In the 1950’s it was estimated that 20,000 Canadian Eskimo Dogs lived in Canada’s North. During the 1960’s with the introduction of the north came southern influences and inventions. Which in turn led to the demise of the Canadian Eskimo Dog. As the snowmobile gained popularity and the population in the Arctic grew the Canadian Eskimo Dog quickly started to vanish. Other breeds of dogs came to Canada’s north, carrying many diseases and illnesses that the Canadian Eskimo Dog had never been exposed too. Many died, many bred with other breeds, crossbreeding resulted. You can imagine the outcome. Entering the 1970’s the Canadian Eskimo Dog was on the verge of extinction with an estimated 200 pure dogs left in the North. In 1972 a project was initiated to try to save the breed and re-establish its numbers. William Carpenter and John McGrath with assistance from the Canadian Kennel Club and the Canadian Government began the Canadian Eskimo Dog Research Foundation Kennel Club. In 1986 the first dogs from this project were registered with the Canadian Kennel Club. The collaborated efforts were instrumental in creating the foundation stock of the registered breed. However again today the number of pure Canadian Eskimo Dogs in existence is dangerously low, there are 279 registered dogs in existence

It is estimated that the first Canadian Eskimo Dogs called “Qimmiq”  (which simply means dog) by the Inuit, arrived approximately 1100-1200 A.D. with the migration of the Thule Inuit throughout Canada’s Arctic Region. These dogs were extremely versatile, used for transportation, hauling sleds and packing. They also assist in hunting,capable of locating seal breathing holes and served as a protector attacking and holding at bay musk ox and polar bears.

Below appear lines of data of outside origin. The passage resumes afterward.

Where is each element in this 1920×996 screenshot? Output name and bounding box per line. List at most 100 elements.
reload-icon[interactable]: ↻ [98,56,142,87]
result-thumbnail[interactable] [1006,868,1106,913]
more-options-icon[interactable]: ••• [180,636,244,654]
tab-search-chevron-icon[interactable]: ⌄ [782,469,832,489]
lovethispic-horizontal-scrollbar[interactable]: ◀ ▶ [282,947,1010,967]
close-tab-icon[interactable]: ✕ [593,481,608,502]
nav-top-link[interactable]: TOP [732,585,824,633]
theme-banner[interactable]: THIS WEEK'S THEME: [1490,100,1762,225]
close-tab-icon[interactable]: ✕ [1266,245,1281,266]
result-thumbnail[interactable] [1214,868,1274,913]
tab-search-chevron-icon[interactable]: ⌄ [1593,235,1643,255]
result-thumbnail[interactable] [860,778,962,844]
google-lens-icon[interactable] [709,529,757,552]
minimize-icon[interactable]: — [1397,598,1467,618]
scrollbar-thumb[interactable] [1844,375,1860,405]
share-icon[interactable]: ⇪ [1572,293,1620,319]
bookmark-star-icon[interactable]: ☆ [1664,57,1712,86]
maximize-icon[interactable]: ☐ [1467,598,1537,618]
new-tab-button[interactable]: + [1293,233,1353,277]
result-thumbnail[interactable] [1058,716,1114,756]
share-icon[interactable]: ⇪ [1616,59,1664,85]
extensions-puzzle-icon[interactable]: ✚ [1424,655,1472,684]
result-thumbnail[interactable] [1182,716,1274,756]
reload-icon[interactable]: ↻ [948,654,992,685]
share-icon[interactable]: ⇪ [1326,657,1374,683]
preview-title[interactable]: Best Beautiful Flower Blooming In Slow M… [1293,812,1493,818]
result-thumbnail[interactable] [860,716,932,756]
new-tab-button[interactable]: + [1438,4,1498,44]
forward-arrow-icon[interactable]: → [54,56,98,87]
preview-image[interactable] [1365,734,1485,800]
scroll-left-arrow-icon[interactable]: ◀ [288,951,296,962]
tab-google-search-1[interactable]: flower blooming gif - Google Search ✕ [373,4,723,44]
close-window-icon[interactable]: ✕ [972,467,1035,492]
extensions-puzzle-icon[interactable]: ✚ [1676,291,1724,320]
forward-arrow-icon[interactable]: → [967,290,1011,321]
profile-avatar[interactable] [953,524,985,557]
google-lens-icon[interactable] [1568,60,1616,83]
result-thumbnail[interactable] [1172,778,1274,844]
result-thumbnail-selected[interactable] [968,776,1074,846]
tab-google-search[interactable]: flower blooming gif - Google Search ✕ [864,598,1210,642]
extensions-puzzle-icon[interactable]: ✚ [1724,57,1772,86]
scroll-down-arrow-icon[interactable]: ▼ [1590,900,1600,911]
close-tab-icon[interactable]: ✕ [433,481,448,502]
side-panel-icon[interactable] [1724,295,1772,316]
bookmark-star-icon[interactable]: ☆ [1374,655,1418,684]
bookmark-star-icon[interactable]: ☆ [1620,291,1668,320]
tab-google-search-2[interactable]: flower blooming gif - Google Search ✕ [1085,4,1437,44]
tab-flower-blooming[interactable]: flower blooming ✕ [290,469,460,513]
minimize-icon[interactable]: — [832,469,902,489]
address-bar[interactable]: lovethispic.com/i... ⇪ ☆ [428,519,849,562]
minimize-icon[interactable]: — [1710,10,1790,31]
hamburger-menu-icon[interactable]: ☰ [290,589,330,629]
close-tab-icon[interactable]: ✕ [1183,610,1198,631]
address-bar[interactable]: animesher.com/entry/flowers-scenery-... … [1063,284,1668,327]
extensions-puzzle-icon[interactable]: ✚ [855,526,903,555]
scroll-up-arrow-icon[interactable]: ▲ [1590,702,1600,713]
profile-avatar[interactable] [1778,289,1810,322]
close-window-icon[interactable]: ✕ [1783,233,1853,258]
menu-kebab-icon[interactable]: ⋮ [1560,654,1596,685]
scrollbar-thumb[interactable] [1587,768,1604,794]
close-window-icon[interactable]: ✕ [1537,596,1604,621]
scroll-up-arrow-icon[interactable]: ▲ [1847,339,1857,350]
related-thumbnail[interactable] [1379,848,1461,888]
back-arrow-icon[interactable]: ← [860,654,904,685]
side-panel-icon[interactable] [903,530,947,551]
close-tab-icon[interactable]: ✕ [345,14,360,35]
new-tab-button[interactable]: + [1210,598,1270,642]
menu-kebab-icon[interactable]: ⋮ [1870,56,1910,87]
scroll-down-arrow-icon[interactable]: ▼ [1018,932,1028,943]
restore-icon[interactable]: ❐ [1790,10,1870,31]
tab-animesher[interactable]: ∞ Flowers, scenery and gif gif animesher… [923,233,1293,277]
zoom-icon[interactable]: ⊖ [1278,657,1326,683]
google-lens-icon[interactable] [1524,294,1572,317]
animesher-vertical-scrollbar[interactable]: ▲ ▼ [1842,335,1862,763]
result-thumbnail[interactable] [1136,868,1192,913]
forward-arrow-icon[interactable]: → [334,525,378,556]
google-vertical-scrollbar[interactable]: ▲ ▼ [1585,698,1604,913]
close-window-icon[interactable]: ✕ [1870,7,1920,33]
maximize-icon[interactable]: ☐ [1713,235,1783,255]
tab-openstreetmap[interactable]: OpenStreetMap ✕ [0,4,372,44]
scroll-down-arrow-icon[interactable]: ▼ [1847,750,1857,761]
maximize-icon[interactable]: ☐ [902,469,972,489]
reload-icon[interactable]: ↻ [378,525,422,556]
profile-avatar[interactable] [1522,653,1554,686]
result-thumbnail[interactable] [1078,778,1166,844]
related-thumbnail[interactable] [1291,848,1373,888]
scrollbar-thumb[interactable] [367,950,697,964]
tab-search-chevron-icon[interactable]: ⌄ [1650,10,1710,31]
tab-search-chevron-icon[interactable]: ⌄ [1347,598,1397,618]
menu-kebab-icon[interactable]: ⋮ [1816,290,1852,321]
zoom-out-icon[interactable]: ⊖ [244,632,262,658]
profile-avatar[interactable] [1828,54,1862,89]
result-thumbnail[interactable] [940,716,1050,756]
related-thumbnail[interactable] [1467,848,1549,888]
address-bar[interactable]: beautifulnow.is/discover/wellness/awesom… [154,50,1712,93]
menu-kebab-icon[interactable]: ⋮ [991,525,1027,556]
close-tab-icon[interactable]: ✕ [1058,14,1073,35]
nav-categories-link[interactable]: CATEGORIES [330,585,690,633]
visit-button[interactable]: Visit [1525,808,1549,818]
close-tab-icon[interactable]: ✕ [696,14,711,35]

The dogs were a vital part in everyday survival of the Inuit people and their families. This breed has survived in the harshest terrain in the world, which lead to its demand in the late 1800’s and early 1900’s as the dog of choice for expedition use, thus they have stood at both poles. A Canadian Eskimo Dog can pull twice its weight through the harshest weather and terrain with every little nourishment.